The English Civil Wars

Raising the Royal Standard at Nottingham

Raising the Royal Standard at Nottingham

The First Civil War began in 1642 in the aftermath of a political crisis that followed a violent revolt in Ireland, but its roots lay in the tensions that had arisen during the reign of Charles I. He came to the throne in 1625 and from 1629 ruled without calling Parliament, until the humiliating failure to impose the Anglican prayer book on the Scottish Kirk in the two Bishops’ Wars, in 1639 and 1640, led to the calling of the Long Parliament in 1640. It tackled many of the concerns that had arisen during the personal rule, but the need to raise an army to go to Ireland generated a clash with the king that worsened in the early months of 1642, as Parliament took control of the militia. During the summer both parties prepared for war, which began when the king ceremonially raised the Royal Standard at Nottingham on 22 August.

The royalists’ base was Oxford and they controlled much of the Midlands, the North, the West Country and Wales, while Parliament’s core areas were London, the Home Counties, East Anglia and the South East. A royalist march on London in 1642, which saw a drawn battle at Edgehill in Warwickshire, was halted at Turnham Green on 13 November, but they had the better of the campaigns in 1643, until their unsuccessful siege of Gloucester, followed by a drawn battle at Newbury in Berkshire in September.

An army shipped from Ireland to support the royalists was soon defeated, whereas the Scottish forces that joined the war as Parliament’s allies in 1644 made a significant contribution to its ultimate victory. This was only after Parliament’s generals suffered further defeats in 1644, and the virtual disintegration of the armies commanded by the Earl of Essex and Sir William Waller. Those royalist successes were offset by their defeat at Marston Moor outside York on 2 July and the subsequent loss of most of the north of England. They avoided a further defeat in a second battle at Newbury, but the parliamentarians could steadily concentrate their resources.

Both sides were hampered by jealous rivalries among the senior commanders. Parliament’s solution was to create the New Model Army under Sir Thomas Fairfax, with Oliver Cromwell as lieutenant-general of horse. On 14 June 1645 it decisively defeated the king’s main army at Naseby in Northamptonshire, and then his western army at Langport in Somerset, on 10 July. Left without an army that could challenge the New Model, the king was unable to protect his garrisons, which were steadily captured. Charles surrendered to the Scots on 5 May 1646, although the war continued through the summer. It had been punctuated by more than 300 sieges, of cities, towns and small garrisons. Those who had predicted a long, bloody and destructive conflict were proved correct, for few areas avoided the damaging effects of the war, which had a major impact on the country’s society and economy.

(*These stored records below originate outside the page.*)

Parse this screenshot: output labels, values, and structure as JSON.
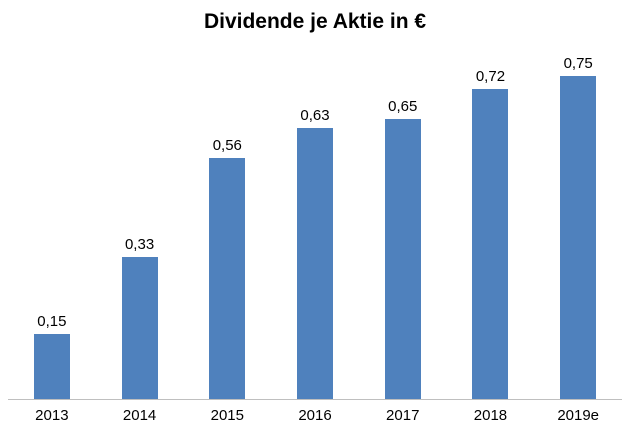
{
  "chart_data": {
    "type": "bar",
    "title": "Dividende je Aktie in €",
    "categories": [
      "2013",
      "2014",
      "2015",
      "2016",
      "2017",
      "2018",
      "2019e"
    ],
    "values": [
      0.15,
      0.33,
      0.56,
      0.63,
      0.65,
      0.72,
      0.75
    ],
    "value_labels": [
      "0,15",
      "0,33",
      "0,56",
      "0,63",
      "0,65",
      "0,72",
      "0,75"
    ],
    "xlabel": "",
    "ylabel": "",
    "ylim": [
      0,
      0.81
    ],
    "grid": false,
    "legend_position": "none",
    "bar_color": "#4F81BD",
    "axis_line_color": "#BFBFBF",
    "text_color": "#000000"
  }
}
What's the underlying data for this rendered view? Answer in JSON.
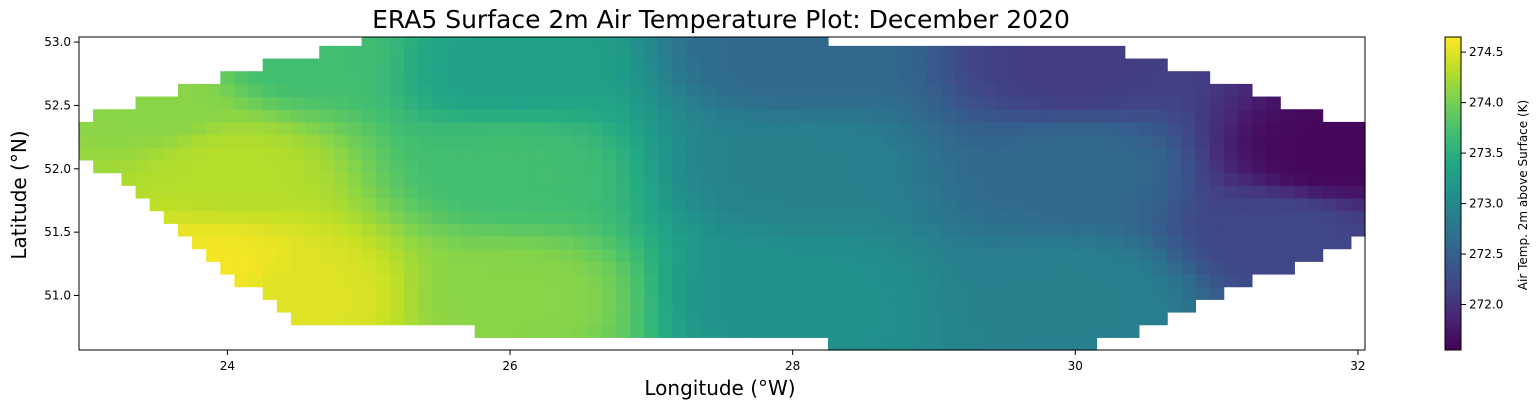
{
  "chart_data": {
    "type": "heatmap",
    "title": "ERA5 Surface 2m Air Temperature Plot: December 2020",
    "xlabel": "Longitude (°W)",
    "ylabel": "Latitude (°N)",
    "xlim": [
      22.95,
      32.05
    ],
    "ylim": [
      50.57,
      53.04
    ],
    "x_ticks": [
      24,
      26,
      28,
      30,
      32
    ],
    "x_tick_labels": [
      "24",
      "26",
      "28",
      "30",
      "32"
    ],
    "y_ticks": [
      51.0,
      51.5,
      52.0,
      52.5,
      53.0
    ],
    "y_tick_labels": [
      "51.0",
      "51.5",
      "52.0",
      "52.5",
      "53.0"
    ],
    "grid_resolution_deg": 0.1,
    "colormap": "viridis",
    "colormap_stops": [
      "#440154",
      "#482475",
      "#414487",
      "#355f8d",
      "#2a788e",
      "#21918c",
      "#22a884",
      "#44bf70",
      "#7ad151",
      "#bddf26",
      "#fde725"
    ],
    "colorbar": {
      "label": "Air Temp. 2m above Surface (K)",
      "range": [
        271.55,
        274.65
      ],
      "ticks": [
        272.0,
        272.5,
        273.0,
        273.5,
        274.0,
        274.5
      ],
      "tick_labels": [
        "272.0",
        "272.5",
        "273.0",
        "273.5",
        "274.0",
        "274.5"
      ]
    },
    "temperature_field_K": {
      "description": "Temperature decreases from west (~274.6 K at lon 24, lat 51.1) to east (~271.6 K at lon 32, lat 52.2)",
      "samples": [
        {
          "lon": 23.9,
          "lat": 51.2,
          "value": 274.6
        },
        {
          "lon": 24.5,
          "lat": 51.0,
          "value": 274.5
        },
        {
          "lon": 24.0,
          "lat": 52.0,
          "value": 274.3
        },
        {
          "lon": 23.5,
          "lat": 52.5,
          "value": 274.1
        },
        {
          "lon": 24.5,
          "lat": 52.9,
          "value": 273.7
        },
        {
          "lon": 26.0,
          "lat": 51.0,
          "value": 274.1
        },
        {
          "lon": 26.0,
          "lat": 52.0,
          "value": 273.7
        },
        {
          "lon": 26.0,
          "lat": 52.8,
          "value": 273.3
        },
        {
          "lon": 28.0,
          "lat": 51.0,
          "value": 273.1
        },
        {
          "lon": 28.0,
          "lat": 52.0,
          "value": 272.9
        },
        {
          "lon": 28.0,
          "lat": 52.9,
          "value": 272.6
        },
        {
          "lon": 30.0,
          "lat": 51.0,
          "value": 272.9
        },
        {
          "lon": 30.0,
          "lat": 52.0,
          "value": 272.6
        },
        {
          "lon": 30.0,
          "lat": 52.8,
          "value": 272.1
        },
        {
          "lon": 31.5,
          "lat": 51.5,
          "value": 272.2
        },
        {
          "lon": 31.8,
          "lat": 52.1,
          "value": 271.6
        }
      ]
    }
  }
}
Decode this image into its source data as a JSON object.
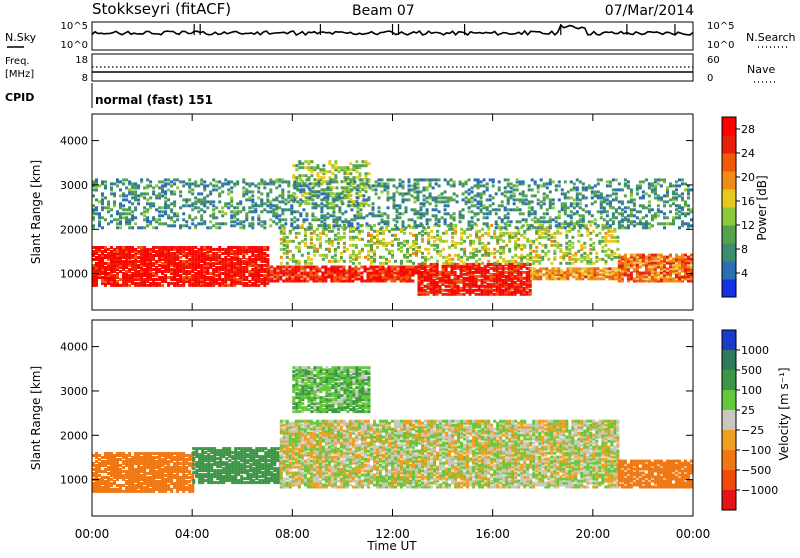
{
  "header": {
    "station": "Stokkseyri (fitACF)",
    "beam": "Beam 07",
    "date": "07/Mar/2014"
  },
  "top_panels": {
    "nsky_label": "N.Sky",
    "nsky_ticks": [
      "10^5",
      "10^0"
    ],
    "nsearch_label": "N.Search",
    "nsearch_ticks": [
      "10^5",
      "10^0"
    ],
    "freq_label_1": "Freq.",
    "freq_label_2": "[MHz]",
    "freq_ticks": [
      "18",
      "8"
    ],
    "nave_label": "Nave",
    "nave_ticks": [
      "60",
      "0"
    ],
    "cpid_label": "CPID",
    "cpid_text": "normal (fast) 151"
  },
  "colors": {
    "power_scale": [
      "#1432e6",
      "#2a6fb0",
      "#3c8c6e",
      "#56a24c",
      "#8cc83c",
      "#e6c81e",
      "#f08c14",
      "#f05a0a",
      "#e61e0a",
      "#ff0000"
    ],
    "velocity_scale": [
      "#1a3cc8",
      "#2e7a5a",
      "#3c9646",
      "#64c83c",
      "#c8c8c0",
      "#f0a01e",
      "#f07814",
      "#f04a0a",
      "#e61414"
    ]
  },
  "chart_data": [
    {
      "type": "heatmap",
      "name": "power-panel",
      "xlabel": "",
      "ylabel": "Slant Range [km]",
      "x_ticks": [
        "00:00",
        "04:00",
        "08:00",
        "12:00",
        "16:00",
        "20:00",
        "00:00"
      ],
      "xlim_hours": [
        0,
        24
      ],
      "y_ticks": [
        1000,
        2000,
        3000,
        4000
      ],
      "ylim_km": [
        180,
        4600
      ],
      "colorbar_label": "Power [dB]",
      "colorbar_ticks": [
        4,
        8,
        12,
        16,
        20,
        24,
        28
      ],
      "colorbar_range": [
        0,
        30
      ],
      "regions": [
        {
          "t0": 0.0,
          "t1": 7.0,
          "r0": 700,
          "r1": 1600,
          "value": 28
        },
        {
          "t0": 7.0,
          "t1": 13.0,
          "r0": 800,
          "r1": 1150,
          "value": 26
        },
        {
          "t0": 13.0,
          "t1": 17.5,
          "r0": 500,
          "r1": 1200,
          "value": 27
        },
        {
          "t0": 17.5,
          "t1": 21.0,
          "r0": 850,
          "r1": 1100,
          "value": 20
        },
        {
          "t0": 21.0,
          "t1": 24.0,
          "r0": 800,
          "r1": 1400,
          "value": 22
        },
        {
          "t0": 7.5,
          "t1": 21.0,
          "r0": 1200,
          "r1": 2100,
          "value": 14
        },
        {
          "t0": 8.0,
          "t1": 11.0,
          "r0": 2500,
          "r1": 3500,
          "value": 13
        },
        {
          "t0": 0.0,
          "t1": 24.0,
          "r0": 2000,
          "r1": 3100,
          "value": 8
        }
      ]
    },
    {
      "type": "heatmap",
      "name": "velocity-panel",
      "xlabel": "Time UT",
      "ylabel": "Slant Range [km]",
      "x_ticks": [
        "00:00",
        "04:00",
        "08:00",
        "12:00",
        "16:00",
        "20:00",
        "00:00"
      ],
      "xlim_hours": [
        0,
        24
      ],
      "y_ticks": [
        1000,
        2000,
        3000,
        4000
      ],
      "ylim_km": [
        180,
        4600
      ],
      "colorbar_label": "Velocity [m s⁻¹]",
      "colorbar_ticks": [
        "1000",
        "500",
        "100",
        "25",
        "−25",
        "−100",
        "−500",
        "−1000"
      ],
      "regions": [
        {
          "t0": 0.0,
          "t1": 4.0,
          "r0": 700,
          "r1": 1600,
          "value": -300
        },
        {
          "t0": 4.0,
          "t1": 7.5,
          "r0": 900,
          "r1": 1700,
          "value": 400
        },
        {
          "t0": 7.5,
          "t1": 21.0,
          "r0": 800,
          "r1": 2300,
          "value": 0
        },
        {
          "t0": 21.0,
          "t1": 24.0,
          "r0": 800,
          "r1": 1400,
          "value": -400
        },
        {
          "t0": 8.0,
          "t1": 11.0,
          "r0": 2500,
          "r1": 3500,
          "value": 80
        }
      ]
    }
  ]
}
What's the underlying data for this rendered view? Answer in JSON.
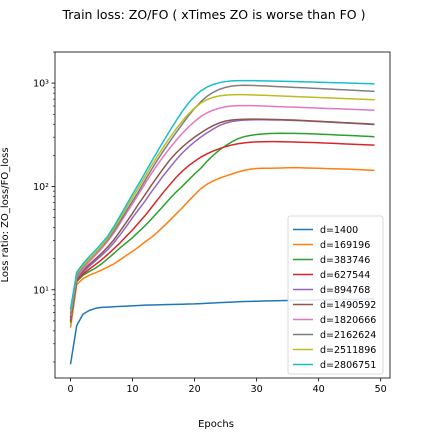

Parliament failed to negotiate a settlement with the king, while he secured the support of the Scots and revived the royalist cause. The Second Civil War, in 1648, saw scattered and uncoordinated uprisings by English royalists, which were crushed by the New Model, which also defeated an invading Scottish army at Preston in Lancashire. Angry at this unwarranted renewal of the conflict, an increasingly politicised army and its allies in Parliament sought retribution. Unsympathetic MPs were excluded from Parliament, clearing the way for the trial and execution of the king in January 1649. England then became a republic, while the Scots recognised his son as Charles II. A renewal of the war between the two kingdoms followed, with campaigns in Scotland that included the New Model’s victory at Dunbar in 1650 and, in 1651, another invasion of England by a Scottish army. That was defeated at the battle of Worcester on 3 September, which finally brought the wars in England to a close. The monarchy was restored in 1660.